공중도둑 (Mid-Air Thief)
무너지기 (Crumbling)
[Self-Released]
Like Elephant 6 East or the Yellowest of Houses, Crumbling by South Korea’s Mid-Air Thief is a masterpiece of autumn psychedelia. It may not quite transcend its influences, but that’s hardly the point. The album is the enchanting sound of a million fireflies lighting your way home through the forest, everything fragmented by this rotten world coming together again as one fantastically buzzing ecosystem. Put this thing on, walk outside, and breathe the crisp air of some idealized forest clearing, so many golden oranges and yellows. “I am alive!” you may scream, never surer of the truth of the statement. “I am aliiiiiiiiiiiiive!!!!!” Its title Crumbling is something of a misnomer. This is music for picking up the pieces and becoming whole again.
SHYGIRL
Cruel Practice
[NUXXE]
“Oh, I guess you know, just how far I like to go…,” but is the listener brave enough to follow you there? SHYGIRL’s is a shivering yet brutal world of menacing alleyways and the screeching squeak of fingers drawn across PVC, early Tricky hauntology for times even darker than the 90s. Blane Muise’s disaffected spitfire flow floats and dives over an insistent production that’s somehow both grimey and crystalline.
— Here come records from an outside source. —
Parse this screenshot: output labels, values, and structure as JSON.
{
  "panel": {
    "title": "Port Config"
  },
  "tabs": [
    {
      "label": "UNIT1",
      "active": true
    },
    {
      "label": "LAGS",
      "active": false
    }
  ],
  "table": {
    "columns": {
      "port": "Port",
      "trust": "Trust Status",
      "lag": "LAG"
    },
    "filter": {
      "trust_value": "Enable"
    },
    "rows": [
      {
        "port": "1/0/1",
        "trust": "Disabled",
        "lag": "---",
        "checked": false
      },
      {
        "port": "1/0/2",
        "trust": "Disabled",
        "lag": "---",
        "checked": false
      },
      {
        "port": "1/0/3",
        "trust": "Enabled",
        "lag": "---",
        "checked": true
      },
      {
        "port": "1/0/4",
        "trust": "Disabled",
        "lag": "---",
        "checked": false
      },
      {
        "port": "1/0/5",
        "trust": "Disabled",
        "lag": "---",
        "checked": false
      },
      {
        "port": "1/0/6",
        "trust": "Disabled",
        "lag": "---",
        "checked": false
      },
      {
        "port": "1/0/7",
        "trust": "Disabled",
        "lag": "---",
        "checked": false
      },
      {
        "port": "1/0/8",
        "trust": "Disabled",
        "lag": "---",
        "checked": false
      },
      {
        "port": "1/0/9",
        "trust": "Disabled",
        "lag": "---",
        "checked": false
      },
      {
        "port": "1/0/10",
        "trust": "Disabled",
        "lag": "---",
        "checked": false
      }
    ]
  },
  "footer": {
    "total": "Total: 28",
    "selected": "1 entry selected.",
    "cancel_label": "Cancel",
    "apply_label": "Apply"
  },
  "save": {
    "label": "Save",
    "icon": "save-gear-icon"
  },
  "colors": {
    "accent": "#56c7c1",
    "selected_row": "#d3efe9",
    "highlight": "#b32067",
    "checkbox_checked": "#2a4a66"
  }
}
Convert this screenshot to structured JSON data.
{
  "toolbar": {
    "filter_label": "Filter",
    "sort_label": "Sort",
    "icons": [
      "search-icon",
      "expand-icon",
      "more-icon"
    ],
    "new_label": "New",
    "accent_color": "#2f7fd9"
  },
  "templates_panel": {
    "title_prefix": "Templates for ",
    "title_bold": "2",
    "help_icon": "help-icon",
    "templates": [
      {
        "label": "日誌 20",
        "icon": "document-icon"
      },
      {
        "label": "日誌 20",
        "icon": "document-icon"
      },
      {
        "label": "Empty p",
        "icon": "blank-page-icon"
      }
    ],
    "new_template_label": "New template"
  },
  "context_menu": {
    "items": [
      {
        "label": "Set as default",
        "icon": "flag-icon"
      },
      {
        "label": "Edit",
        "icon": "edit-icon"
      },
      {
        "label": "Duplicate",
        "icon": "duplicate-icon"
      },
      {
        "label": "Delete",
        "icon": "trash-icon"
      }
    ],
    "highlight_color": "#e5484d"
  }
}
Those whiney extroverted introverts should consider themselves lucky they don’t have SHYGIRL’s problems, but on the other hand, Cruel Practice is the sound of her having them and not caring… and it’s stupefying.
Armand Hammer
Paraffin
[Backwoodz Studioz/PTP]
Blurb this shit: ROME is ONE OF THE BEST ALBUMS OF ALL TIME. Its follow-up, Paraffin is, well, its follow-up. As with any Armand Hammer full-length, there are moments of searing brilliance, challenging beats, rhymes that make worlds of everyday observations and mundanities of world events, that make the immediate everlasting and vice versa. It has, however, the unfortunate position of arriving on the heels of ONE OF THE BEST ALBUMS OF ALL TIME. This being repeated for posterity, Paraffin is remarkable in that although it materializes just nine months after ROME, it does not exist only in the shadow of its predecessor. Rather, at least judging by the larger critical response, Paraffin might actually prove to overshadow ROME when all is said and done, when lists are tallied and listeners consider their preferred alt-rap projects. If ROME’s greatness was unlistable in the total awfulness of its earth-scorch, then Paraffin’s is the stuff of which lists are made, the ground upon which critical appraisal must kneel in obeisance. No, no, don’t get up. Simply shrug shoulders and say, yeah, you got us there.
Mitski
Be the Cowboy
[Dead Oceans]
Be the Cowboy. The title brings to mind John Wayne, Rooster Cogburne, the Marlboro Man, The Sundance Kid — all these alpha male types. The songs are stories, little missives from mostly women narrators struggling with the gulf between their self-presentations and the frailty they feel inside — they grow jealous over exes they mean to be friends, they ask for “one good movie kiss,” they and their husbands are sticking together “at least in this lifetime.” The music mixes Puberty 2’s grunge accents with new wave and the polish of, like, Alright, Still — gleaming on top and a little glowering beneath. Mitski’s tie-in merch has presented whimsical variations on the title — “free the cowboy” on a combination lock, candy apple red; “feed the cowboy” on a hoop spoon, color ditto; “dream the cowboy” on a pillow case. Each slogan a tiny call toward a kind of self-actualization, to a little misguided confidence, to a sure hand, half earned, in a whirlwind. It is as if to say, maybe, for all the issues there are with cowboys, above-named and otherwise, if you could peel away some of the certainty of their being, their ease in the world, like a string off a string cheese, you really might have something.